The SEC filed a fraud action against an investment adviser to funds that suffered significant losses from investing with Ponzi scheme king Bernard Madoff and fraudster Tom Petters. In the Matter of Neal R. Greenberg, Adm. Proc. File No. 3-14033 (Sept. 7, 2010). Respondent Neal Greenberg is a registered investment adviser. He is also the controlling shareholder of Tactical Allocation Services (“TAS”) and the head portfolio manager of its subsidiary Agile Group, LLC. Agile served as investment adviser to affiliated hedge funds The Safety Fund, the Performance Fund, the Master Fund, the International Fund and the Variable Fund. The Order centers on claims that Mr. Greenberg made material misrepresentations to induce investors to purchase shares in the funds and that he breached his fiduciary duty, putting many investors in funds for which they were not suited.

Many of TAS’ clients invested in the various Agile funds. In fact, by the end of 2006 about 83% of the assets under management by TAS were invested in Agile hedge funds. Many of those investors were conservative and at or near retirement age.

Between 2006 and 2008 Mr. Greenberg is alleged to have made material misrepresentations and omissions to investors to induce them to place their money in the Agile funds. Those included:

• The funds were “immensely” diversified. In fact, in September 2008 48% of the holdings of the Safety, International and Variable Funds were invested indirectly with Tom Petters. Another 14% were invested indirectly with Bernard Madoff.

• Investors were not told that the Safety, International and Variable Funds typically placed a large proportion of investor capital in a few hedge funds.

• Representations that investments in the Safety, International and Variable Funds involved minimal risk with conservative growth and that they were suitable for retirees.
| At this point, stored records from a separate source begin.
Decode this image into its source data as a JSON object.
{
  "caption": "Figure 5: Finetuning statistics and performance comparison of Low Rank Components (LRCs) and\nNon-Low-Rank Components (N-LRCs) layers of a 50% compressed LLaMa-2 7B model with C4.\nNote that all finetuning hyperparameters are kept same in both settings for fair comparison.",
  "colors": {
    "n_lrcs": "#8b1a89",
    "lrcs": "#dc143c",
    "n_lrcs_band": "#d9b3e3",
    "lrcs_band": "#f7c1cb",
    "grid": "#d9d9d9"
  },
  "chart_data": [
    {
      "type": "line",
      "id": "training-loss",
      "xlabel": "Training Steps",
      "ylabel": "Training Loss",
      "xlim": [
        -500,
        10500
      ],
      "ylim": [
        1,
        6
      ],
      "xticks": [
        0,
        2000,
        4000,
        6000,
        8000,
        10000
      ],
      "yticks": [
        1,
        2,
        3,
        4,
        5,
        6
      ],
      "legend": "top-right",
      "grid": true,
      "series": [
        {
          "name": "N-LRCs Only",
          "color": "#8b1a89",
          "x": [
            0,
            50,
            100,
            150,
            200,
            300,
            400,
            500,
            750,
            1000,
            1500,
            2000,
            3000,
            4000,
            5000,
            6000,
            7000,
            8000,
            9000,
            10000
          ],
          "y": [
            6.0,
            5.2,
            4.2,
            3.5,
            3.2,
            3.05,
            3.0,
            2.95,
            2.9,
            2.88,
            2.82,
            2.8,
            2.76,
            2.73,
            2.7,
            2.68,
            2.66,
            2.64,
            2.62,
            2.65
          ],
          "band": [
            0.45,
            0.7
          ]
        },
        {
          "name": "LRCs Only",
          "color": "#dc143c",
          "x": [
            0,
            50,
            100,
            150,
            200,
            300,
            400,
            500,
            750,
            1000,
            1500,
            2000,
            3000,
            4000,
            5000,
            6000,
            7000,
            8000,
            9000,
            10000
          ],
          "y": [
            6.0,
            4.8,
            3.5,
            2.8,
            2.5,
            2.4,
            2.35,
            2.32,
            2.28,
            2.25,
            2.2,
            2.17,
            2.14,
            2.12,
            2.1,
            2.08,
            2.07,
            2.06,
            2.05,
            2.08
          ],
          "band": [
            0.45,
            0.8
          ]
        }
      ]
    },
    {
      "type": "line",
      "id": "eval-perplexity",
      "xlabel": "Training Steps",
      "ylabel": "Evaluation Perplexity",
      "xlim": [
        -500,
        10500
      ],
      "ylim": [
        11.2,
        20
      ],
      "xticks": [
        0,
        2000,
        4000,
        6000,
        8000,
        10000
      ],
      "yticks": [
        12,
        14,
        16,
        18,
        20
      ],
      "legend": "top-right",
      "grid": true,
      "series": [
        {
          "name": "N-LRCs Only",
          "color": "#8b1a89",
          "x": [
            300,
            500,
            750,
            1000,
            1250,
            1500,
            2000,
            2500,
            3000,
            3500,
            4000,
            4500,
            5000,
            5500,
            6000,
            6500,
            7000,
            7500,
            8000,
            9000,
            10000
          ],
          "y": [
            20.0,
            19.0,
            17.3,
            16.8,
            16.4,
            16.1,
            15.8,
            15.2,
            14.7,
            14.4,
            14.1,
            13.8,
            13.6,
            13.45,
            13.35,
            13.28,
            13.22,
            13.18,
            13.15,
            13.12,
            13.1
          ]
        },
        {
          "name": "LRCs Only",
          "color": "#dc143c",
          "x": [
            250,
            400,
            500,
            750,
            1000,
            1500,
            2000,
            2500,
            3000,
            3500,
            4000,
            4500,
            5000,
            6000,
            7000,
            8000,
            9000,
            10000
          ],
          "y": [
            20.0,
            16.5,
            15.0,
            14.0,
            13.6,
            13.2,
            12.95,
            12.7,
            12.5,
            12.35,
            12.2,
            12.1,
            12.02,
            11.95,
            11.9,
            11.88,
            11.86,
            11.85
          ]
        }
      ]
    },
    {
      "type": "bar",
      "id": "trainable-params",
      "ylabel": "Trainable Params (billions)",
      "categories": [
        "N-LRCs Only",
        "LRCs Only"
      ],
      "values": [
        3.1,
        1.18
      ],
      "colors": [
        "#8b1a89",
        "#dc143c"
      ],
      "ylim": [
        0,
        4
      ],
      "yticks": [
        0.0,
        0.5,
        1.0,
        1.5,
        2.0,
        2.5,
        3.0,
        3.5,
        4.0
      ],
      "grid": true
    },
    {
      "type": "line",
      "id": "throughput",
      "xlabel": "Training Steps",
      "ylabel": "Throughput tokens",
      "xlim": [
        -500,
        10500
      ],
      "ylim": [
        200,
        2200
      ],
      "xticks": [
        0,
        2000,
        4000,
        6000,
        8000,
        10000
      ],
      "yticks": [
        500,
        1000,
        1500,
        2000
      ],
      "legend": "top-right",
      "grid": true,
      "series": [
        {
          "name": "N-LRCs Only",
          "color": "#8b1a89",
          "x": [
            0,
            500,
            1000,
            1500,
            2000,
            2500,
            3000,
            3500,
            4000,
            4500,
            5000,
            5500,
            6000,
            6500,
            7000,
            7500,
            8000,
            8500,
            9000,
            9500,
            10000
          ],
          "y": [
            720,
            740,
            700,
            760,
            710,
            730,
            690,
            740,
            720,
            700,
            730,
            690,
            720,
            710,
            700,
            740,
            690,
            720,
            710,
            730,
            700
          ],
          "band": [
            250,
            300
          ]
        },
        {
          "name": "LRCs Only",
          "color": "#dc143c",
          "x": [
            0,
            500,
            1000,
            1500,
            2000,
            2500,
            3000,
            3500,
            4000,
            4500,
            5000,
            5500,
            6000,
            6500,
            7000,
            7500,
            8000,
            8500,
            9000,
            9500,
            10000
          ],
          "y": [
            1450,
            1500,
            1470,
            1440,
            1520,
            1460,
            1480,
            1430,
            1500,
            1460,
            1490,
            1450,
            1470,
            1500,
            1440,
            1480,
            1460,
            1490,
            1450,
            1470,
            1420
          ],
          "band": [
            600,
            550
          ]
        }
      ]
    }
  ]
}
In fact, the 2007 PPM for the funds stated that they had a high degree of risk, sought capital appreciation and were suitable only for investors who did not require liquidity.

Overall, the three funds had concentrated positions and significant liquidity problems which made them unsuitable investments for retirees according to the Order for Proceedings. Mr. Greenberg also made misleading disclosures regarding the fees charged and improperly paid personal expenses with fund assets. The funds also had inadequate internal procedures.

By mid-September 2008, the Safety, Variable and International Funds limited redemptions due to a lack of liquidity. Later that month, redemptions were suspended because of substantial losses. The losses resulted from investing in the fraudulent scheme of Tom Petters. By December 2008 investors learned that the three funds had more losses. This time the losses came from the fraudulent scheme of Bernard Madoff.

The Order for Proceedings alleges willful violations by Mr. Greenberg of Exchange Act Section 10(b) and Advisers Section 206(1), 206(2) and 206(4). Agile is alleged to have willfully aided and abetted and caused by Mr. Greenberg willfully violated Advisers Act Section 206(4). The case is in litigation.